XIV. It is also in consequence of these principles, that those who, in a just and solemn war, have pushed slaughter and plunder beyond what the law of nature permits, are not generally looked upon as murderers or robbers, nor punished as such. The custom of nations is to leave this point to the conscience of the persons engaged in a war, rather than involve themselves in troublesome broils, by taking upon them to condemn either party.

XV. It may be even said, that this custom of nations is founded on the principles of the law of nature. Let us suppose, that, in the independence of the state of nature, thirty heads of families, inhabitants of the same country, should have entered into a league to attack or repulse a body, composed of other heads of families. I say, that neither during that war, nor after it is finished, those of the same country, or elsewhere, who had not joined the league on the either side, ought, or could punish, as murderers or robbers, any of the two parties, who should happen to fall into their hands.

XVI. They could not do it during the war, for that would be espousing the quarrel of one of the parties; and since they continued neuter in the beginning, they had clearly renounced the right of interfering with what should pass in the war. Much less could they intermeddle after the war is over; because, as it could not be ended without some accommodation or treaty of peace, the parties concerned were reciprocally discharged from all the evils, they had done to each other.

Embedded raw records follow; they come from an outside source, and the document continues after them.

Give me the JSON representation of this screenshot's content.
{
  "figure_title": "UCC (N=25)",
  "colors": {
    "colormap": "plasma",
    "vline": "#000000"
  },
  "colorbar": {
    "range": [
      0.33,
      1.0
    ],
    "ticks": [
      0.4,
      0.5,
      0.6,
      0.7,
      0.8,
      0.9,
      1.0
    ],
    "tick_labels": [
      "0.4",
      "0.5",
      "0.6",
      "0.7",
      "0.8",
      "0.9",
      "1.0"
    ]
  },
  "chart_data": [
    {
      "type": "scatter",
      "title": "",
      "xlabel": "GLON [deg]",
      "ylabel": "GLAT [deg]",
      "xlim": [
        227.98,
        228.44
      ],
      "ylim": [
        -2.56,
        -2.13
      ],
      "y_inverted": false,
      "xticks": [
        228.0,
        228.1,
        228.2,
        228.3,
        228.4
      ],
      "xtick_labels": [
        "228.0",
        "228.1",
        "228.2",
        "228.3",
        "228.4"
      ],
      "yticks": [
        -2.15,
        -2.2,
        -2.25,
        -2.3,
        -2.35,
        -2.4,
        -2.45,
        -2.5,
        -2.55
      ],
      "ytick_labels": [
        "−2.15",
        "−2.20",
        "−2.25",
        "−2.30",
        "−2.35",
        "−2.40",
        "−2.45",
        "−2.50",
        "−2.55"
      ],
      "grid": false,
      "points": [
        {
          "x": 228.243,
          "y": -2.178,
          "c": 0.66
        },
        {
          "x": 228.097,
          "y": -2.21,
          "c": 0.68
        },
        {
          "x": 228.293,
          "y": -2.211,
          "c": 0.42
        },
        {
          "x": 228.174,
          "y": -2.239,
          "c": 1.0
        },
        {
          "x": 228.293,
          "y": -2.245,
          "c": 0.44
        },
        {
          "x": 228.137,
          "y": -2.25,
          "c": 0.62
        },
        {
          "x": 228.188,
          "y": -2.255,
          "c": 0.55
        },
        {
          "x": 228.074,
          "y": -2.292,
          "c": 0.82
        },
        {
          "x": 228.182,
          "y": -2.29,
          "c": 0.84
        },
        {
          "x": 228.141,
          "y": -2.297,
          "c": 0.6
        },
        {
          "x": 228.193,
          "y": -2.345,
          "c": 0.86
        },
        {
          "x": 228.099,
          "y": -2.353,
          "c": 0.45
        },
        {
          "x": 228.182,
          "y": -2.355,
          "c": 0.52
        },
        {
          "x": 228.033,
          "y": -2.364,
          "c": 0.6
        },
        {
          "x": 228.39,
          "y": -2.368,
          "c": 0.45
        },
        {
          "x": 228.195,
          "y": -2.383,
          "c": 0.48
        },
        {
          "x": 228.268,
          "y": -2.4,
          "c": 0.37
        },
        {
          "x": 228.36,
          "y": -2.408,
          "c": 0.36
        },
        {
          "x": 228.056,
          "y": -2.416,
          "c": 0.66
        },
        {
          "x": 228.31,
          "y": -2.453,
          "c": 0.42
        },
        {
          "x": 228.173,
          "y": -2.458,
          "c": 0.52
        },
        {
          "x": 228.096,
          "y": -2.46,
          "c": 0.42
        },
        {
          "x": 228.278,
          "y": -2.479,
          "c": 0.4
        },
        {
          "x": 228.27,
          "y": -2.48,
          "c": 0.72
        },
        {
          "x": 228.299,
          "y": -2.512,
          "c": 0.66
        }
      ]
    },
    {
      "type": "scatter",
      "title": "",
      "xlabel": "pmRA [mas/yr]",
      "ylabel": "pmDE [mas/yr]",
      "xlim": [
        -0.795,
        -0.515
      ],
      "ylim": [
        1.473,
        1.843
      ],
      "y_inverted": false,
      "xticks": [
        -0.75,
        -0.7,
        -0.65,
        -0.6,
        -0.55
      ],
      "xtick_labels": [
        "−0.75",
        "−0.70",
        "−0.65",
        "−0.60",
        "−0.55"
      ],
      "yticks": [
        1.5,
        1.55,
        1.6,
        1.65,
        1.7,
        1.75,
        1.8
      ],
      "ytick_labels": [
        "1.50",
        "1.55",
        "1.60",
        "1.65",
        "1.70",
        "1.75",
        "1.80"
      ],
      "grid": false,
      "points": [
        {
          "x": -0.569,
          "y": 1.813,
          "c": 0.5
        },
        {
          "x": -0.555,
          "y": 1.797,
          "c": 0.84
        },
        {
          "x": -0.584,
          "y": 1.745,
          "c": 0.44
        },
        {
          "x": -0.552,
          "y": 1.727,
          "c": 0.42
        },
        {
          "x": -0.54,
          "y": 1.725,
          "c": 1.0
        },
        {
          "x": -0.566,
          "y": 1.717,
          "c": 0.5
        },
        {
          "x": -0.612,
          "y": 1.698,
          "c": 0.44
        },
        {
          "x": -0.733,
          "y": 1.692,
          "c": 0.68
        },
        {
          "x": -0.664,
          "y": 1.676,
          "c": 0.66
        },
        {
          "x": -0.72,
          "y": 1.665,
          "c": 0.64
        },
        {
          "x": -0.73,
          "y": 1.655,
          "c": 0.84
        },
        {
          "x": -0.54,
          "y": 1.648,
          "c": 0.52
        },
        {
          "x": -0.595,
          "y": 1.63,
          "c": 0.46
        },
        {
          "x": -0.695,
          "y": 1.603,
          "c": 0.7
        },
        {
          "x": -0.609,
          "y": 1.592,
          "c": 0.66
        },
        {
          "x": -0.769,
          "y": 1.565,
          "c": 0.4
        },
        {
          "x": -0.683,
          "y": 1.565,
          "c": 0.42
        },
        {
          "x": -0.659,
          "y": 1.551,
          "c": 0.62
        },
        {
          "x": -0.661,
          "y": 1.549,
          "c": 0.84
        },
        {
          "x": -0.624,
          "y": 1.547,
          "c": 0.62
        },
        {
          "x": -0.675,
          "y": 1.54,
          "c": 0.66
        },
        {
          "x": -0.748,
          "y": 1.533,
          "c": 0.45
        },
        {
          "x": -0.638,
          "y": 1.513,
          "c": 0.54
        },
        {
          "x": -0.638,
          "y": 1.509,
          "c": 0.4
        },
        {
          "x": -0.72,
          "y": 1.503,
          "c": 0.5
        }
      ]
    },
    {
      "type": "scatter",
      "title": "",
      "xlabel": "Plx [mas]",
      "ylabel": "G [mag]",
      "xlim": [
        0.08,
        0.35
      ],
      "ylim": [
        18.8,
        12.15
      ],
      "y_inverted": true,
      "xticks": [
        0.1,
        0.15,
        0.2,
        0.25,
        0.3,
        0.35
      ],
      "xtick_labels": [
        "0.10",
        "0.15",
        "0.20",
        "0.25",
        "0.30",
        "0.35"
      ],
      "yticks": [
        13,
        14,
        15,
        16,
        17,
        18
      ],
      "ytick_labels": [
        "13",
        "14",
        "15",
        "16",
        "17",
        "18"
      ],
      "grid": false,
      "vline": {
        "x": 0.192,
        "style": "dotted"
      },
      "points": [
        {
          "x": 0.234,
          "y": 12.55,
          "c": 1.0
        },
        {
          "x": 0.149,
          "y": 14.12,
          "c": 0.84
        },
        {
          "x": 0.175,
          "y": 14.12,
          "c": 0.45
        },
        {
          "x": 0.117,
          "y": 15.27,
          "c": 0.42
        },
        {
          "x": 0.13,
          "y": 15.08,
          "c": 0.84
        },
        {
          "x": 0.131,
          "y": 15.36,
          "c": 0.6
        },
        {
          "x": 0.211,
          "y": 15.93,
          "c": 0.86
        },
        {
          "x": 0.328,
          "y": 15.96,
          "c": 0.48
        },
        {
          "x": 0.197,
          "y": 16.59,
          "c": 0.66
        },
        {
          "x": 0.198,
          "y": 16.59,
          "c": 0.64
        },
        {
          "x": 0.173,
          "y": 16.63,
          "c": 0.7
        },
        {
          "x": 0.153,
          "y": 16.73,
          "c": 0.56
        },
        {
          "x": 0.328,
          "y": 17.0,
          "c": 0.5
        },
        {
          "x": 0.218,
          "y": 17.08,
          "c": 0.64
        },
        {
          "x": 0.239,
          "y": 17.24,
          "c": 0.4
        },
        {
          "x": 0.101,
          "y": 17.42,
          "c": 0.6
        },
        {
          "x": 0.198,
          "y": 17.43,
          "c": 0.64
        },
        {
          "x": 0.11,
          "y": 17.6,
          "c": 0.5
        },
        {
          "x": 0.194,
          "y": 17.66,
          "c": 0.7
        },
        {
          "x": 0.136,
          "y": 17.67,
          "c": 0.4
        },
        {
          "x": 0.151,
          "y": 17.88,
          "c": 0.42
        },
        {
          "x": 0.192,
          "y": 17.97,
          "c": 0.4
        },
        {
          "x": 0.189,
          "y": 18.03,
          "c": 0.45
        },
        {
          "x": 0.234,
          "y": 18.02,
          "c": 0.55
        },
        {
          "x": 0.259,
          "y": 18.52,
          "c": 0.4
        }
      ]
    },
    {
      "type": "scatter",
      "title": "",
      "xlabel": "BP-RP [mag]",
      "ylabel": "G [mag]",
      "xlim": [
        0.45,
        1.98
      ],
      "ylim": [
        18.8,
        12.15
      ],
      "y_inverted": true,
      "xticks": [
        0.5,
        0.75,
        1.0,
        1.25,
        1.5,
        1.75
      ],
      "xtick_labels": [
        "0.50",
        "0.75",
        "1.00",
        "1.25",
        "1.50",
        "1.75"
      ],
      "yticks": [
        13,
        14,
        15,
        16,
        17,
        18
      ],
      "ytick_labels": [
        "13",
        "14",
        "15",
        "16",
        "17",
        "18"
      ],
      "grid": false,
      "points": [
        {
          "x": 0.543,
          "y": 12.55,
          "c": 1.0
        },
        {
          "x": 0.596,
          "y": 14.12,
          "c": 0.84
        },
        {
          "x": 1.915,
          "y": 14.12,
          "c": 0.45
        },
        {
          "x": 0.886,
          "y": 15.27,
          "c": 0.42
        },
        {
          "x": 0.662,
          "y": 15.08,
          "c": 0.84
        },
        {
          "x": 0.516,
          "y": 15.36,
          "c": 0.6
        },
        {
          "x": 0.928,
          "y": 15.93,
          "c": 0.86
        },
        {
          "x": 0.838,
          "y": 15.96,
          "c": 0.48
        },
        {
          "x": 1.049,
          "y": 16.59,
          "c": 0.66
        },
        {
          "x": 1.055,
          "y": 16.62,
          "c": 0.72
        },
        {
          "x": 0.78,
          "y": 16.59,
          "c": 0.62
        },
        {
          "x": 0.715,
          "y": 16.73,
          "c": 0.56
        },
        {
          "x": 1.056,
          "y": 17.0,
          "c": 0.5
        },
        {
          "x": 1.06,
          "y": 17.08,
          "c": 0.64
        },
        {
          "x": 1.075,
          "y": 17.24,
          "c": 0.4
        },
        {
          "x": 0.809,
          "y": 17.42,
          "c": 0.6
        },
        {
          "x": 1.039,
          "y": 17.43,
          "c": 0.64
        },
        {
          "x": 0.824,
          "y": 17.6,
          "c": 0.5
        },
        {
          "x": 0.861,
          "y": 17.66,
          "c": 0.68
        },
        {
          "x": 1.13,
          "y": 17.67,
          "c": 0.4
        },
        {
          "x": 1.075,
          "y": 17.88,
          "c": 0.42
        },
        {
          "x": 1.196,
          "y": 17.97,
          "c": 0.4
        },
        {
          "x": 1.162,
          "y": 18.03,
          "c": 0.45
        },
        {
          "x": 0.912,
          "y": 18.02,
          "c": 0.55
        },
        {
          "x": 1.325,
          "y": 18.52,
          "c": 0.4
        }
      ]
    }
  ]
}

XVII. The good of society also requires, that we should follow these maxims. For if those, who continued neuter, had still been authorised to take cognizance of the acts of hostility, exercised in a foreign war, and consequently to punish such, as they believed to have committed any injustice, and to take up arms on that account; instead of one war, several might have arisen, and proved a source of broils and troubles. The more wars became frequent, the more necessary it was, for the tranquillity of mankind, not to espouse rashly other people's quarrels. The establishment of civil societies only rendered the practice of those rules more necessary; because acts of hostility then became, if not more frequent, at least more extensive, and attended with a greater number of evils.

XVIII. Lastly it is to be observed, that all acts of hostility, which can be lawfully committed against an enemy, may be exercised either in his territories, or in ours, in places subject to no jurisdiction, or at sea.

XIX. This does not hold good in a neutral country; that is to say, whose sovereign has taken no share in the war. In such countries, we cannot lawfully exercise any acts of hostility; neither on the persons of the enemy, nor on their effects; not in virtue of any right of the enemy themselves, but from a just respect to the sovereign, who, having taken neither side, lays us under a necessity of respecting his jurisdiction, and of forbearing to commit any acts of violence in his territories. To this we may add, that the sovereign, by continuing neuter, has tacitly engaged not to suffer either party to commit any hostilities within his dominions.